Background information
- Also known as: Club 69;
- Born: Vienna, Austria
- Origin: Vienna, Austria
- Genres: Tribal house; progressive house;
- Occupations: Keyboardist; remixer; producer; composer; mix engineer;
- Instruments: Keyboards; Percussion; sampler;

= Georg O. Luksch =

Austrian remixer and producer

Georg O. Luksch is an Austrian musician, remixer, composer and producer.

His father, Georg Luksch, a composer, introduced him to the piano at the age of four. When he began taking lessons at the age of five he also started to experiment with tape machines and editing, which would influence his use of recorded sound as a music instrument. In the following years Luksch developed his piano skills while exploring music on his own with recording equipment and hand-built electronic circuits.

Luksch and Peter Rauhofer became famous for working as a remixer-team under the moniker Club 69 for a variety of remixes and they won the Grammy Award in 2000 for Grammy Award for Remixer of the Year, Non-Classical

for remixing five songs by: Cher's "Believe", Madonna "Nothing Really Matters", Whitney Houston "It's Not Right but It's Okay", Everything But The Girl, "Five Fathoms", Donna Summer "I Will Go with You".
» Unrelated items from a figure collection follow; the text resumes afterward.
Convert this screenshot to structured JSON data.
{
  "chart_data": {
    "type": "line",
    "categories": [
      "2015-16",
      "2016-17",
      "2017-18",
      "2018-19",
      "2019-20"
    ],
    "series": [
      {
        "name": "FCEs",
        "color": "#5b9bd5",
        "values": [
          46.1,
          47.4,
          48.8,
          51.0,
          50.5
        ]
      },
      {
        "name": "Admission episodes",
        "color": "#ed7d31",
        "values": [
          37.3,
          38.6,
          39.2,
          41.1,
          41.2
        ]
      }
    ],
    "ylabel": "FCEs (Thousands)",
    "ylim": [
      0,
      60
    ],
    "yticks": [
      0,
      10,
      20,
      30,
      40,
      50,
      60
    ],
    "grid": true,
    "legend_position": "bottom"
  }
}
In 2001 they were nominated for a second Grammy Award for remixes of songs by: Whitney Houston "Greatest Love Of All", Tony Braxton "He Wasn't Man Enough", Pet Shop Boys "I Don't Know What You Want", Jessica Simpson "I Think I'm in Love", Filter "Take a Picture". In 2003 they were nominated again for the remix of Christina Aguilera "Beautiful".
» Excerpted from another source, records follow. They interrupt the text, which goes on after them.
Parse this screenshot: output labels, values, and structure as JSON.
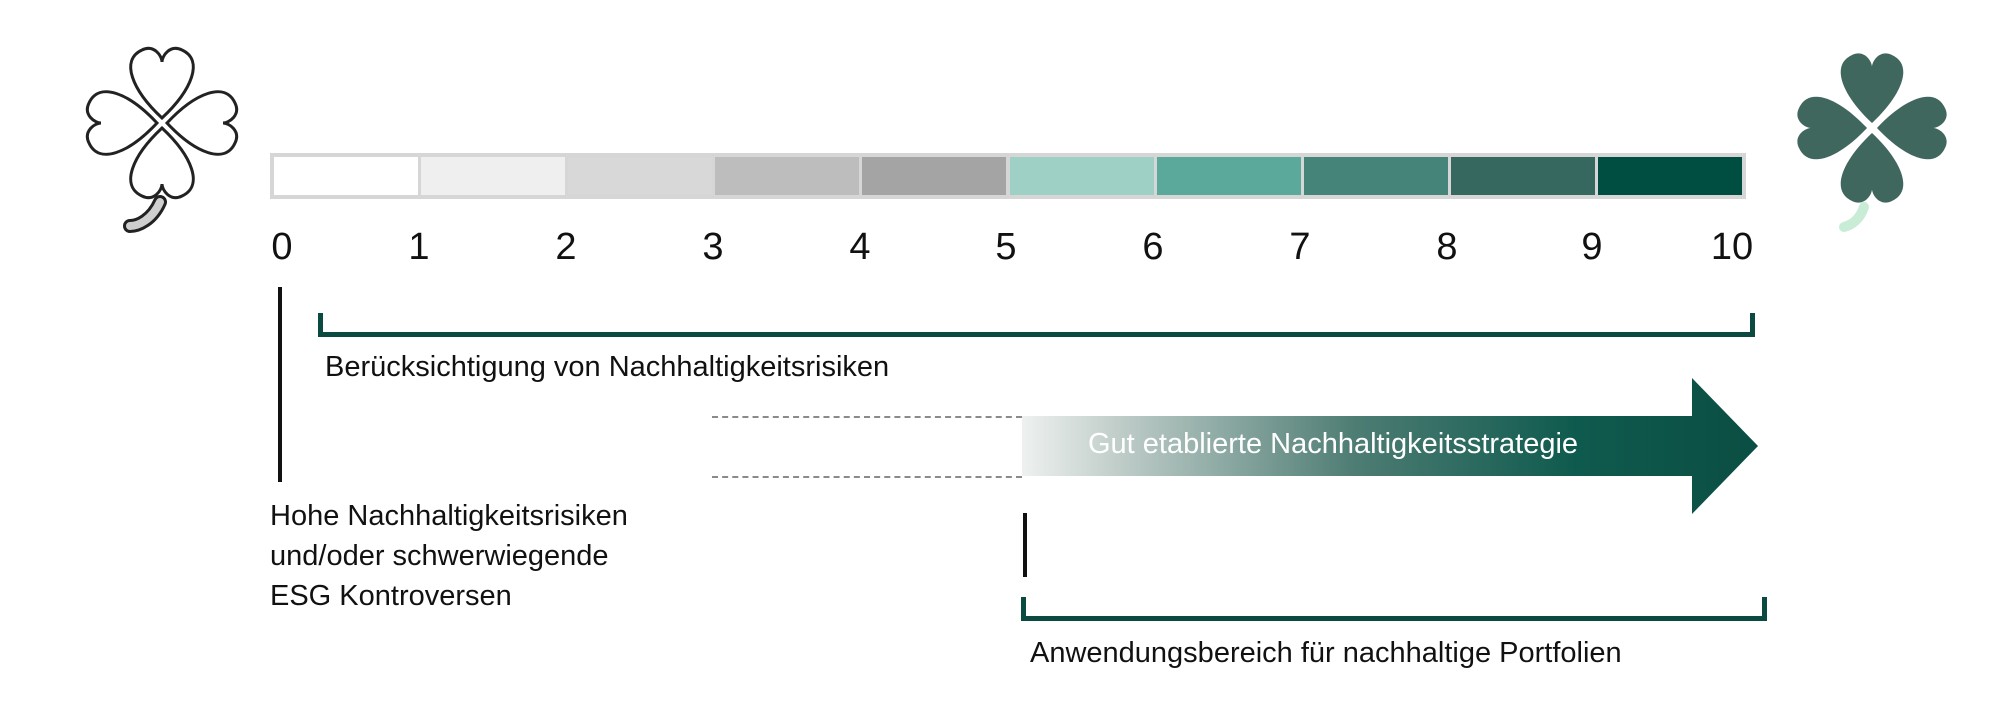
{
  "scale": {
    "ticks": [
      "0",
      "1",
      "2",
      "3",
      "4",
      "5",
      "6",
      "7",
      "8",
      "9",
      "10"
    ],
    "segment_colors": [
      "#ffffff",
      "#efefef",
      "#d8d8d8",
      "#bdbdbd",
      "#a4a4a4",
      "#9fd0c6",
      "#5aa99b",
      "#458579",
      "#37685f",
      "#004d41"
    ]
  },
  "brackets": {
    "top_label": "Berücksichtigung von Nachhaltigkeitsrisiken",
    "bottom_label": "Anwendungsbereich für nachhaltige Portfolien"
  },
  "arrow": {
    "label": "Gut etablierte Nachhaltigkeitsstrategie"
  },
  "risk_note": {
    "line1": "Hohe Nachhaltigkeitsrisiken",
    "line2": "und/oder schwerwiegende",
    "line3": "ESG Kontroversen"
  },
  "icons": {
    "left": "clover-outline-icon",
    "right": "clover-filled-icon"
  }
}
The List of work contains a number of Madonna's songs including, "American Life", "Nothing Fails", "Nobody Knows Me", "Get Together", "Impressive Instant" and "4 Minutes", as well as her collaboration with Britney Spears, "Me Against the Music". They also provided remixes for Britney Spears, Yoko Ono, Pink, Tori Amos, Pet Shop Boys, Depeche Mode, Yazoo, Kylie Minogue, Whitney Houston, Jessica Simpson, Frankie Goes to Hollywood, Duran Duran and Mariah Carey, Filter, Book of Love, Soft Cell, Angie Stone, among others.

Luksch is Professor for Media Music / Music Production at the JAM MUSIC LAB Private University for Jazz and Popular Music Vienna an Austrian private university located in the Music City Gasometer in the 11th district of Vienna, Austria. He is also holding workshops for Electronic Music Production EMP and Analog Sound Design ASD for the company Akademie-Media in Vienna.
Luksch is also running a recording studio in Vienna and producing artists in various genres and holds the position as musical director of theater Ensemble21 with regular premieres at Gleis 21 in Vienna, where he composes for productions like The Little Prince from Antoine de Saint-Exupéry.